Askeri ve güvenlik meseleleri araştırmacısı, askeri rütbelerin askeri okullara katılım sistemi kapsamında nasıl verildiğini de açıkladı. Bir subay, üç yıllık bir eğitimden geçtikten sonra tüm sınavları başarıyla geçmesinin ardından, (deneme süresinde olan) teğmen rütbesiyle mezun olur. Deneme süresi iki yıl sürmektedir ve sonunda terfi eder ve rütbesi onaylanır. Akademik eğitim ve öğretim görenler beş yıllık bir eğitimden geçerler ve eğitim süresince yapılan bütün sınav ve çalışmaları başarıyla tamamlamaları halinde üsteğmen rütbesini alırlar.

sdfrgt
Şam'da İçişleri Bakanlığı araçlarının görsel kimliğinin sergilenmesi geniş çaplı etkileşimlere yol açtı (İçişleri Bakanlığı'nın X hesabından)

“Her rütbe ile bir sonraki rütbe arasında, subayın onaylı bir derecelendirme ölçeğine göre (iyi ve üzeri) dört yıllık bir değerlendirme süreci vardır. Askeri kurumdaki terfi sistemi ve tüm terfiler, aynı zamanda cumhurbaşkanı olan başkomutan tarafından imzalanan özel bir kararname ile düzenlenir” dedi.

Albay Hamdan, yapılan açıklamalarda tüm Esed ordusundan ayrılan subayların göreve iade edilmesi yönünde bir niyet görülse de, bu sayının Savunma ve İçişleri Bakanlıkları için hâlâ düşük olduğunu düşünüyor. Ona göre bakanlıklar bu sayının birkaç katına ihtiyaç duyuyorlar.
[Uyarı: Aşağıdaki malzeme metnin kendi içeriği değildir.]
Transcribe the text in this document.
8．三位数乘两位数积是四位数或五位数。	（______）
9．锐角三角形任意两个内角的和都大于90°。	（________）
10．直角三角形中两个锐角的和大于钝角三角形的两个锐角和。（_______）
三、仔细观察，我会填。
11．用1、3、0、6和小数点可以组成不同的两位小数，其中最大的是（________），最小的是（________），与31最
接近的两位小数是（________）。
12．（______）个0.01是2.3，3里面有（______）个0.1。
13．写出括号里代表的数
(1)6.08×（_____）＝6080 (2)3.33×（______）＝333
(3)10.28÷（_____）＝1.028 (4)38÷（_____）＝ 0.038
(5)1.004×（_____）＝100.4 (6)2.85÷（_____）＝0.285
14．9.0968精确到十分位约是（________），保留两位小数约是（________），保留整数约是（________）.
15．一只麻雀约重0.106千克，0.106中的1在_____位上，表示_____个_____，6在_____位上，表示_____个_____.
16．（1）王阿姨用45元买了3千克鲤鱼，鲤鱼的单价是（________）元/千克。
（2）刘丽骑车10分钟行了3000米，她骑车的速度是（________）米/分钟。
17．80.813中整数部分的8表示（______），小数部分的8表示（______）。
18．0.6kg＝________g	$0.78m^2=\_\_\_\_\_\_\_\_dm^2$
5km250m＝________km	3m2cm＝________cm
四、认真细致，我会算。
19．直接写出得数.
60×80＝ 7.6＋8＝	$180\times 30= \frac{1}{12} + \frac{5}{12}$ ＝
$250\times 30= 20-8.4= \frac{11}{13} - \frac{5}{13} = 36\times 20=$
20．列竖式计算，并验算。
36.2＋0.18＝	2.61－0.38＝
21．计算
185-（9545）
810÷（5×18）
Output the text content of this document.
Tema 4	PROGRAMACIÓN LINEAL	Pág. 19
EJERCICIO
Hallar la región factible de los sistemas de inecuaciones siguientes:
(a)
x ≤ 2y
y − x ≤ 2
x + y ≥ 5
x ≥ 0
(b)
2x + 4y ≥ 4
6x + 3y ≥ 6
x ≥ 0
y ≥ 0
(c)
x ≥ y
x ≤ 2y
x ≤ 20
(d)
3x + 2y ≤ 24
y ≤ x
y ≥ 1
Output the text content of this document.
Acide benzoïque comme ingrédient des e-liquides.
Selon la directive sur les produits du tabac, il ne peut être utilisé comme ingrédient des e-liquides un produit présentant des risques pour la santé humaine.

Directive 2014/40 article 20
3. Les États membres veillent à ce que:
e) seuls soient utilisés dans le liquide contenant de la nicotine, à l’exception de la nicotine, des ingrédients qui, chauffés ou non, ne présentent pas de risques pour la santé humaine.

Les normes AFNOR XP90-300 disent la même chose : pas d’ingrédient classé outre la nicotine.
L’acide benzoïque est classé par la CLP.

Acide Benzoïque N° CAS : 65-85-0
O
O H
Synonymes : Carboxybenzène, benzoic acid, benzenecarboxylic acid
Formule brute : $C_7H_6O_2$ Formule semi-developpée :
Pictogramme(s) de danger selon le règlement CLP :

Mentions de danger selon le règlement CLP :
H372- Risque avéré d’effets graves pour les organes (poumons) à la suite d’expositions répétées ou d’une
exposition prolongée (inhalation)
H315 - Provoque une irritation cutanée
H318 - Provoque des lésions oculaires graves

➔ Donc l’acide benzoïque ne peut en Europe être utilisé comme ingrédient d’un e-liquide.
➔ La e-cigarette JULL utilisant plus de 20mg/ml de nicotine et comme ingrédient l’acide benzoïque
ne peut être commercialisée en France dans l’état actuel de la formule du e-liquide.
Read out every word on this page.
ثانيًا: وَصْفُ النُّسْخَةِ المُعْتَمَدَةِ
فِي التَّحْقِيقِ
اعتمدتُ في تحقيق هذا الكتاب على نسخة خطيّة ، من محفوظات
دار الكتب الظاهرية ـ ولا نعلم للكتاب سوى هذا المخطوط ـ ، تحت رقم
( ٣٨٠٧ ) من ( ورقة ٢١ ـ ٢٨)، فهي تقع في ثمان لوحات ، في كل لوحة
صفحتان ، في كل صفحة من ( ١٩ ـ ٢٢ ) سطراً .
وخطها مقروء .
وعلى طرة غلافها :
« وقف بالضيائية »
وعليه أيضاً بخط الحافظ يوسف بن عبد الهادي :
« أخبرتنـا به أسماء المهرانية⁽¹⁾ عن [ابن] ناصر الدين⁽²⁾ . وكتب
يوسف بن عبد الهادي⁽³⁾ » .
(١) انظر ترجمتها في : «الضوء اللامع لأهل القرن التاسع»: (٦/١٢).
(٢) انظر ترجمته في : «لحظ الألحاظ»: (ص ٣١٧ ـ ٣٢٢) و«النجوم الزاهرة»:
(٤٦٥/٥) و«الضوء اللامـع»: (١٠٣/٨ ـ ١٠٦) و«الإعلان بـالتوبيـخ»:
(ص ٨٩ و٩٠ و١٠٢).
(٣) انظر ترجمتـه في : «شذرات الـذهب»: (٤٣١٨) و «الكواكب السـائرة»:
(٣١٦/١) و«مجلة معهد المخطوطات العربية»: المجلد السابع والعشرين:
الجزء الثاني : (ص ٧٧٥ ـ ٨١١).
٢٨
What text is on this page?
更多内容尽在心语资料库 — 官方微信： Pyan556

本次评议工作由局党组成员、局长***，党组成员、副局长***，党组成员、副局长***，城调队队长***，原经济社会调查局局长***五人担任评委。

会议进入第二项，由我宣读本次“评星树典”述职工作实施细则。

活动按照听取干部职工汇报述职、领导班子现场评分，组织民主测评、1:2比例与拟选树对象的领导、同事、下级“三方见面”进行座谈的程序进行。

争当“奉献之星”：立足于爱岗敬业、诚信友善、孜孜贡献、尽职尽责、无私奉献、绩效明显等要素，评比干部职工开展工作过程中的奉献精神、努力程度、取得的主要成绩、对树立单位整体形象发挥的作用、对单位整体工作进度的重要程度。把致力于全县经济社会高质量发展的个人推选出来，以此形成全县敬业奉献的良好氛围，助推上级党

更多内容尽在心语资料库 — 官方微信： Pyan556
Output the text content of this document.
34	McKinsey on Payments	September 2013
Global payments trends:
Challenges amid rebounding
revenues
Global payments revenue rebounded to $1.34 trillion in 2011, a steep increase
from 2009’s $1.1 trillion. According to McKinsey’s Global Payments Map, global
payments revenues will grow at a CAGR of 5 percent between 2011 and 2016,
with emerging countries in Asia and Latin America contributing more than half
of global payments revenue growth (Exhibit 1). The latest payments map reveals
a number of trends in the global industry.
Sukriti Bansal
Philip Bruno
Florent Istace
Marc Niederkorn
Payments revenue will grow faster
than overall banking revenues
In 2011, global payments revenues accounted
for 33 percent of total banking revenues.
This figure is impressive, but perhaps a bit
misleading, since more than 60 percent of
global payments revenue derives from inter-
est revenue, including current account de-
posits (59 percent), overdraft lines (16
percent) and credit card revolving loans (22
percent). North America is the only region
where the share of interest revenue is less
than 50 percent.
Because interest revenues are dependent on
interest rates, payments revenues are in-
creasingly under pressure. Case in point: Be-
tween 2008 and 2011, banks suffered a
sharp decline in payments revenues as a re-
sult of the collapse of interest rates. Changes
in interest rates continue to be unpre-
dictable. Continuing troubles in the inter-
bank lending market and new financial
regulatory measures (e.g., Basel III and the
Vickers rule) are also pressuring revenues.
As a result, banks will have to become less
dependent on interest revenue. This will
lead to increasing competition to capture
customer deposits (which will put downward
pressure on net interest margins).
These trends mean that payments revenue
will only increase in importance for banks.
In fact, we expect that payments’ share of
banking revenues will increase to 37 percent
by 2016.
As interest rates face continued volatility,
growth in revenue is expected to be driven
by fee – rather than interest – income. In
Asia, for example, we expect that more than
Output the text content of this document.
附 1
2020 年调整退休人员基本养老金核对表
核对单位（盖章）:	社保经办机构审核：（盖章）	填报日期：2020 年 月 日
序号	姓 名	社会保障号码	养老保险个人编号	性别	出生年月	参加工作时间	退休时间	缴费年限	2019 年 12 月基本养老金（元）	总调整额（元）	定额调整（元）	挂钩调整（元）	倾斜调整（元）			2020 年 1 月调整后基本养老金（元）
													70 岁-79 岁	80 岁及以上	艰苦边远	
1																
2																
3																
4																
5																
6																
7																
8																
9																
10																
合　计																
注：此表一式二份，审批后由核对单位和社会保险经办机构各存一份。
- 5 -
Bu açığı kapatmak için de kısa süreli kurslar düzenlenmesinin ve mezunlar verilmesinin veya bazı din adamlarına rütbe verilmesinin mümkün olabileceğini, ancak bu sonuncusunun nihayetinde “yanlış bir prosedür” olduğunu ifade etti.

Yetkinlikler ve cihatçılar

Bu arada, Suriye İnsan Hakları Gözlemevi Direktörü Rami Abdurrahman, “Suriye'deki güvenlik yönetiminin, çoğu yeterli deneyime sahip olmayan, yalnızca ilkokul veya ortaokul mezunu olan din adamları tarafından yönetildiğine” inanıyor.

 “Gözlemciler, güvenlik teşkilatlarının Genel Güvenlik adı altında tek bir kurumda birleştirilmesinin ardından yeni yapının olumlu yönleri olduğunu düşünüyor. Daha önce, teşkilatlar çok sayıdaydı ve güvenlik, askeri güvenlik, devlet güvenliği ve siyasi güvenlik gibi farklı uzmanlıklara sahipti. Her birinin tüm şehirlerde şubeleri vardı ve bunlar birbiriyle uyumlu bir şekilde çalışmıyordu, bürokrasi ile doğrudan cumhurbaşkanlığına bağlı üst düzey yönetimler bunlarda etkili olabiliyordu” diyor.

Yeni makamlar, Aralık 2024'te Suriye Devlet Başkanı Ahmed eş-Şara'nın Esed ordusunu feshetmesinin ardından, yeni Suriye ordusunun kurulması kapsamında Savunma Bakanlığı'na yeni katılan örgüt liderlerine yüksek askeri rütbeler verdi. Bunlar arasında tümgeneral, tuğgeneral ve albay rütbeleri verilen yabancı cihatçılar da vardı.

Esed döneminde Suriye devriminin patlak vermesiyle düzenli kuvvetlerden ayrılan subaylar, terfi ve atama listelerinin gözden geçirilmesini talep etmişlerdi, çünkü listede yer alan isimlerin çoğu sivildi. Askeri kurum içindeki bu atamalar ve kararlar, özellikle uzmanlar başta olmak üzere ulusal yetkinlikleri dikkate almıyor ve sadakati ön planda tutuyor.